There are two issues in the insulation saga and the media — which has no excuse — and the Opposition, which can at least claim it’s playing politics, is conflating the two in the hope Peter Garrett can be finished off.

The central problem of the insulation program was that it had two separate and often contradictory goals: improving household energy efficiency and propping up employment among low-skilled workers in the face of a looming and massive economic slowdown.  Worse, it involved an industry that lacked the capacity to roll out a program of that size.

Garrett’s department was aware of that problem, if not before consultants Minter Ellison mentioned it as one of several possible risks in its quick-and-dirty risk assessment analysis, then after.  “Industry’s capacity to produce and deliver sufficient quality materials and installations may be inadequate,” the risk analysis called it.

Keep the concept of industry capacity in mind, because this is not a problem that will disappear once the stimulus package programs end, or  Garrett resigns, or even if Tony Abbott becomes Prime Minister.  Even without the extraordinary — and justified — rush to get the program out and keep people employed, this is a problem that will recur every time governments intervene in Australian industry to artificially encourage energy efficiency, renewable technology or carbon sequestration technology.

Because of years of doing nothing, we’re suddenly trying to make big cuts in carbon emissions with industries that aren’t much above boutique level.  They have to do the heavy lifting that we’ve refused to do for a decade — and quickly.

So while huge cash handouts don’t appear to have the problems of the command-and-control approach of direct regulation, and they can’t be portrayed in a scare campaign as a “great big tax” like an emission trading scheme can, they come with their own problems.  In particular, the cash lures shonks and spivs by the truckload.

And as we’re seeing now, even the ardent deregulationists of the Coalition want the heavy hand of Government controlling the insulation industry.

It’s a particularly vivid demonstration of exactly why a market-based mechanism for reducing carbon emissions is more efficient than other mechanisms.

That’s a policy problem, one the Department of the Environment has been grappling unsuccessfully with for a year.  And even if they had delayed the roll-out of the program by three months — which would have contributed directly to higher unemployment — the intrinsic problem of lack of capacity in industry would have remained, with its attendant consequences.

The problem was reinforced by the department’s own lack of expertise in service delivery.  The Commonwealth does deliver services on a large scale, but the expertise is in selected areas, and primarily in agencies rather than departments (think Customs, Medicare, Centrelink, federal courts, the AFP).  Senior Government figures have been concerned for a time that the Government’s heavy investment in new service delivery programs would be tripped up through lack of expertise and corporate memory at the bureaucratic level.

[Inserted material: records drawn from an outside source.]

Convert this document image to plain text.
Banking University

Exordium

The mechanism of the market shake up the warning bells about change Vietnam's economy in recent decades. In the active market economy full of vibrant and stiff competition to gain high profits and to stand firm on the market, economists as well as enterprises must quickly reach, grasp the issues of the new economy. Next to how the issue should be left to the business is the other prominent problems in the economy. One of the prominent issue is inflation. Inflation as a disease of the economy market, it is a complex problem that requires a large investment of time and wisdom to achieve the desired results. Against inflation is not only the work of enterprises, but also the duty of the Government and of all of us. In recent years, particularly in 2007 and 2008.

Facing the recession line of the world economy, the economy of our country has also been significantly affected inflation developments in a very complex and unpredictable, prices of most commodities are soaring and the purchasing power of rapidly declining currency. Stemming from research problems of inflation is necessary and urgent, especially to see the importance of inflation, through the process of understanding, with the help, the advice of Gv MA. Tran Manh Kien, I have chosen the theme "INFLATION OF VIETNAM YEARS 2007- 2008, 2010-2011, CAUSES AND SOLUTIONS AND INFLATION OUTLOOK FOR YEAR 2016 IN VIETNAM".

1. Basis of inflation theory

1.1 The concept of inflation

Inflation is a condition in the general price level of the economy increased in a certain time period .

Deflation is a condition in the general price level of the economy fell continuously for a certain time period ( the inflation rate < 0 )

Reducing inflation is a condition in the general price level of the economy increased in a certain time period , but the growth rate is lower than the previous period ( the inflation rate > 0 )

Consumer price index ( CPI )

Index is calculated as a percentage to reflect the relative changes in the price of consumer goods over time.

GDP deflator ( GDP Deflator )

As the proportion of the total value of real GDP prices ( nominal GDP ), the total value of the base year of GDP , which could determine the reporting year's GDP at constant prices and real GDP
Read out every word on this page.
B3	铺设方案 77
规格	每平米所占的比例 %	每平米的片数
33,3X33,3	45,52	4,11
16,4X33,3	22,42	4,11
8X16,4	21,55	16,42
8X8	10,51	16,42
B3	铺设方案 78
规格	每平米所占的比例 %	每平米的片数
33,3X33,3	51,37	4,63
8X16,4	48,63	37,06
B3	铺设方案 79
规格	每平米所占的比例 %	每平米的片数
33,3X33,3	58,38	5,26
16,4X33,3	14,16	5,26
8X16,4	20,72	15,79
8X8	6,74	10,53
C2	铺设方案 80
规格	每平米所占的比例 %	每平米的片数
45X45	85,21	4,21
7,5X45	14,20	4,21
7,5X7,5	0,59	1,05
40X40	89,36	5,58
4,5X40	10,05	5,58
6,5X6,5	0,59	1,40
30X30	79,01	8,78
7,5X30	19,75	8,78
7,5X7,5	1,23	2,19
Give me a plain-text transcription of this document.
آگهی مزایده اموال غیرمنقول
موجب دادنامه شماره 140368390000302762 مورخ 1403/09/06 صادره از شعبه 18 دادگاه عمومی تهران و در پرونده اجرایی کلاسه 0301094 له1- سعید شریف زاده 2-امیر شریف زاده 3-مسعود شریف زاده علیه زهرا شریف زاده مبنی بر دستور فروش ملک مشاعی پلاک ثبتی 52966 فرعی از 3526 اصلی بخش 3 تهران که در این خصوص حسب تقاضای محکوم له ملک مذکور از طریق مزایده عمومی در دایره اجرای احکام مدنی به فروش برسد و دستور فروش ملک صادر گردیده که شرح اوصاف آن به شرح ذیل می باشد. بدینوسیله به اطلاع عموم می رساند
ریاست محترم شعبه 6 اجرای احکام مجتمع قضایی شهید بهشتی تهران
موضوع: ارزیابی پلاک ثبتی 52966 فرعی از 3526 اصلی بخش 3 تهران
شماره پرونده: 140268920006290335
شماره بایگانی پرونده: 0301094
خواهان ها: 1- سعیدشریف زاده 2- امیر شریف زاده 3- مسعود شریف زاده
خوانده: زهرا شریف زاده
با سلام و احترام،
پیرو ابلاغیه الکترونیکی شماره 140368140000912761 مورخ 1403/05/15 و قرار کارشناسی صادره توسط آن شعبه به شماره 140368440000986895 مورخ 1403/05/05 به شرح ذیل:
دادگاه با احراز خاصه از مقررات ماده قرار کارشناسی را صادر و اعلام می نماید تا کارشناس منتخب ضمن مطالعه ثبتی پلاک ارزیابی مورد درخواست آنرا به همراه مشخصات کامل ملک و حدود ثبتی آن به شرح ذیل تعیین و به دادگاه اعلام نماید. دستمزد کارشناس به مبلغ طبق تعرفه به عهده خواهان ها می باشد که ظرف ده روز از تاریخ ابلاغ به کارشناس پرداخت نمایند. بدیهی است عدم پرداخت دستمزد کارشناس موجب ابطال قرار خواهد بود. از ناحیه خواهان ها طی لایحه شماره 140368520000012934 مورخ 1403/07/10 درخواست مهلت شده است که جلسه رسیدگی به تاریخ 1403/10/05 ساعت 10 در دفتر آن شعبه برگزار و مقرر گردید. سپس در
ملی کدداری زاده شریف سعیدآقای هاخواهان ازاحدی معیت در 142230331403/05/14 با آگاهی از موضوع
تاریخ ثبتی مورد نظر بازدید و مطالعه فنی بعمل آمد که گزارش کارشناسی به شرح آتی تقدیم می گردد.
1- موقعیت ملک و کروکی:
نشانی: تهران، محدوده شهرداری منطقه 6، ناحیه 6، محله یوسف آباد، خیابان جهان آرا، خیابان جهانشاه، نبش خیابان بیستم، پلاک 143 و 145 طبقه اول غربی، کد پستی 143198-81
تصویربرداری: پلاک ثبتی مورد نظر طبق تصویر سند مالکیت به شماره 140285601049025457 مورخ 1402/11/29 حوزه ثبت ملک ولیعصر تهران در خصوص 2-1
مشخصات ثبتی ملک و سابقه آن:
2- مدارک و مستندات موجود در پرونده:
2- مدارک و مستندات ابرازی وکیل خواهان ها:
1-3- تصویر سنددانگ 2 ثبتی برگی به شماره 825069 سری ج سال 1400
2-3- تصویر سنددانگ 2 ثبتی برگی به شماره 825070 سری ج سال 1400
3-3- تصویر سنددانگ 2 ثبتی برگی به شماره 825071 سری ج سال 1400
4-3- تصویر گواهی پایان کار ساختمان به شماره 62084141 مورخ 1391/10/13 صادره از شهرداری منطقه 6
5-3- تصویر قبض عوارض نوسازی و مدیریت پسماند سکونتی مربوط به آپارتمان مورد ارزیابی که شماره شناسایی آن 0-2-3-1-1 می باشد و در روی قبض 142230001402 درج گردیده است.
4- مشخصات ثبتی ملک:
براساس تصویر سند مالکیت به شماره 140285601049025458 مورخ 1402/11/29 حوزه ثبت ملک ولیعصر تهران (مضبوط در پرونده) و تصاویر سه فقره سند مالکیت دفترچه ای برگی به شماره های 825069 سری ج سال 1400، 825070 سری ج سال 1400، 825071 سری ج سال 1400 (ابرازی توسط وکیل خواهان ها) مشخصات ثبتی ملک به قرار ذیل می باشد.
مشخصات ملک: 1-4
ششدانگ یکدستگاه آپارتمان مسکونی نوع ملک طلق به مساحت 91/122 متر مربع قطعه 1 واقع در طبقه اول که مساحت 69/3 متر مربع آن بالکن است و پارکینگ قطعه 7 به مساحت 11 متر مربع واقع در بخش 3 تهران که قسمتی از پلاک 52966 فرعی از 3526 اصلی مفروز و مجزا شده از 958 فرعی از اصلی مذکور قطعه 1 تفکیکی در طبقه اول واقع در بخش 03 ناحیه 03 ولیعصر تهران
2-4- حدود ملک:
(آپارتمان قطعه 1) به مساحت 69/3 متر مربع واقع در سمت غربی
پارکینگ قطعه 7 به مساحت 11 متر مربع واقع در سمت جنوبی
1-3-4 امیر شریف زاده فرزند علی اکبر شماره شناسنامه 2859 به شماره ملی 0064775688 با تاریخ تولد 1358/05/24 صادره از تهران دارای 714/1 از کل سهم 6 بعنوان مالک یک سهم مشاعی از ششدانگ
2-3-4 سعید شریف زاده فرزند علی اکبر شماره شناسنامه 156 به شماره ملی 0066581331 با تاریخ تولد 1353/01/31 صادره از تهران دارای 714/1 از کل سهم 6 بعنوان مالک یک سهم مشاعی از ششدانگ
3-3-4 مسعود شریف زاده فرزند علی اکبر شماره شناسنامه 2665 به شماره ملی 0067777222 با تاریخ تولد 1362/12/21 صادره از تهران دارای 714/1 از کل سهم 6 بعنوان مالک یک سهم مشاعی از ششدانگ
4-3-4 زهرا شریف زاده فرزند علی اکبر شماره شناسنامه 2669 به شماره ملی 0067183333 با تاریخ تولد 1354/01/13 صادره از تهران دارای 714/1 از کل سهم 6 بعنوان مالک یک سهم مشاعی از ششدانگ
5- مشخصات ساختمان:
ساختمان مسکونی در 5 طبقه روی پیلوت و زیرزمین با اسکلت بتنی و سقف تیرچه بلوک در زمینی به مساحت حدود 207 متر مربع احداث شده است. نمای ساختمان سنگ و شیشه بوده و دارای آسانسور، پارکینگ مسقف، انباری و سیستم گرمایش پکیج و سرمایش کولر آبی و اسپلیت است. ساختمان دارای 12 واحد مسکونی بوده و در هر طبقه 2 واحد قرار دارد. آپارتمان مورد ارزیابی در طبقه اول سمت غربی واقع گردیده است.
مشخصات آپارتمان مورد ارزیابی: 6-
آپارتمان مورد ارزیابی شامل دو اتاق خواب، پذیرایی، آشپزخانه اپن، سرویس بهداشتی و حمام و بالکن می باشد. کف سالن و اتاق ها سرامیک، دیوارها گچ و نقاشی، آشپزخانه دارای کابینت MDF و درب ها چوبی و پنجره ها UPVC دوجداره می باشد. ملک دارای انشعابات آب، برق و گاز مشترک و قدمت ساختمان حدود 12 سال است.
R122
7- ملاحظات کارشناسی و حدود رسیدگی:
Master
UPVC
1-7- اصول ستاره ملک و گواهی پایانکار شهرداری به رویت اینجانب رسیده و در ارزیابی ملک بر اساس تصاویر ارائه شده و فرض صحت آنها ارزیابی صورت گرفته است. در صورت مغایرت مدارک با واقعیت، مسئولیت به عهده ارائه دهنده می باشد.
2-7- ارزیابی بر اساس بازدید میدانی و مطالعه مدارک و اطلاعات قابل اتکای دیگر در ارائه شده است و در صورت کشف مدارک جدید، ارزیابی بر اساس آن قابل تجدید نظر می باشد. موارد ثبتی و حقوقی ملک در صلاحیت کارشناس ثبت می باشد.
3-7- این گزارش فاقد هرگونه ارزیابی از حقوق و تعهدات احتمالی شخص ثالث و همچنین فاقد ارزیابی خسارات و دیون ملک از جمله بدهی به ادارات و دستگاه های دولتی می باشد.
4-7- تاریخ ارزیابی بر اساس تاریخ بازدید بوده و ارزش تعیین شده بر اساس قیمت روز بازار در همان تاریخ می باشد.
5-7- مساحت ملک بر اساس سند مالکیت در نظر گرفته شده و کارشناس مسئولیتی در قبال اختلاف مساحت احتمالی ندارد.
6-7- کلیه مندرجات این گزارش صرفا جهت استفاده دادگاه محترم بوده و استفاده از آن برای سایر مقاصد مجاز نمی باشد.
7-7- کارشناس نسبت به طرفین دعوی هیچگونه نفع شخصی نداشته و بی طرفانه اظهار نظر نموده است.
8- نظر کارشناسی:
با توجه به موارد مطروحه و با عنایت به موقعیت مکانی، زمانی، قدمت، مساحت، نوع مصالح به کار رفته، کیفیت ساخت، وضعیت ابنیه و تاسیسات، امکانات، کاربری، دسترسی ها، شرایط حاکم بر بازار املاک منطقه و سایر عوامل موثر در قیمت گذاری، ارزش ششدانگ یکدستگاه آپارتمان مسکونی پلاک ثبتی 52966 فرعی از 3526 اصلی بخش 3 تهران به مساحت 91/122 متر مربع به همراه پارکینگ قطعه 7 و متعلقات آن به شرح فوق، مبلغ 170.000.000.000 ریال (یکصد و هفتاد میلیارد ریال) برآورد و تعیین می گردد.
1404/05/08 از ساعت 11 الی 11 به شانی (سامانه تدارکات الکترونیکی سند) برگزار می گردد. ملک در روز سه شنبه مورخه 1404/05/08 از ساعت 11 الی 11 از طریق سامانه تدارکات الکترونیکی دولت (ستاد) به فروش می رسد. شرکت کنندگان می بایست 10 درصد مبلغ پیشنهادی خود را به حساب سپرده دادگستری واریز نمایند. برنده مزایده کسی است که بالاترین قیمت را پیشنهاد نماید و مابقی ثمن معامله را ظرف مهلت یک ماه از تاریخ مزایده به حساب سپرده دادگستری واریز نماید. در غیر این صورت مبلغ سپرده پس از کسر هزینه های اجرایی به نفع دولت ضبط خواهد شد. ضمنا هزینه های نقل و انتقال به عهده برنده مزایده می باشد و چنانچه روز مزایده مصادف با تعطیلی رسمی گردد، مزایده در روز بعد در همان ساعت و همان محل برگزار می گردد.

But somehow these problems has been conflated with four deaths of insulation installers, in  a cause-effect link that simply doesn’t bear scrutiny.  As the head of the Environment department Robyn Kruk (who should have offered her resignation well before now) pointed out yesterday, there have been deaths among insulation installers previous to the Government’s programs.  At least there’s now a regulatory framework for the installation industry that wasn’t there before the program.

Somehow the workplace deaths of four men have nothing to do with their employers who had a legal obligation to provide a safe workplace, and everything to do with a Labor Government program.  Apparently it’s not the shonks’ fault that the Government made money available and they rushed to take advantage, possibly putting at risk their employees along the way.

The issues have been conflated by a media that doesn’t understand the mechanics by which ministers are briefed and asked to make decisions — maybe I should offer a primer on it — and can only see the issue through terms of politics — where’s the smoking gun, where’s the cover-up, what did the Minister know and when did he know it.  There persists a view among gallery journalists that somehow Garrett is hiding the fact that he was briefed about the Minter Ellison report — which looks a lot like a SWOT analysis rather than a detailed warning of what was to come that we’ve been led to believe — before receiving a full copy of it.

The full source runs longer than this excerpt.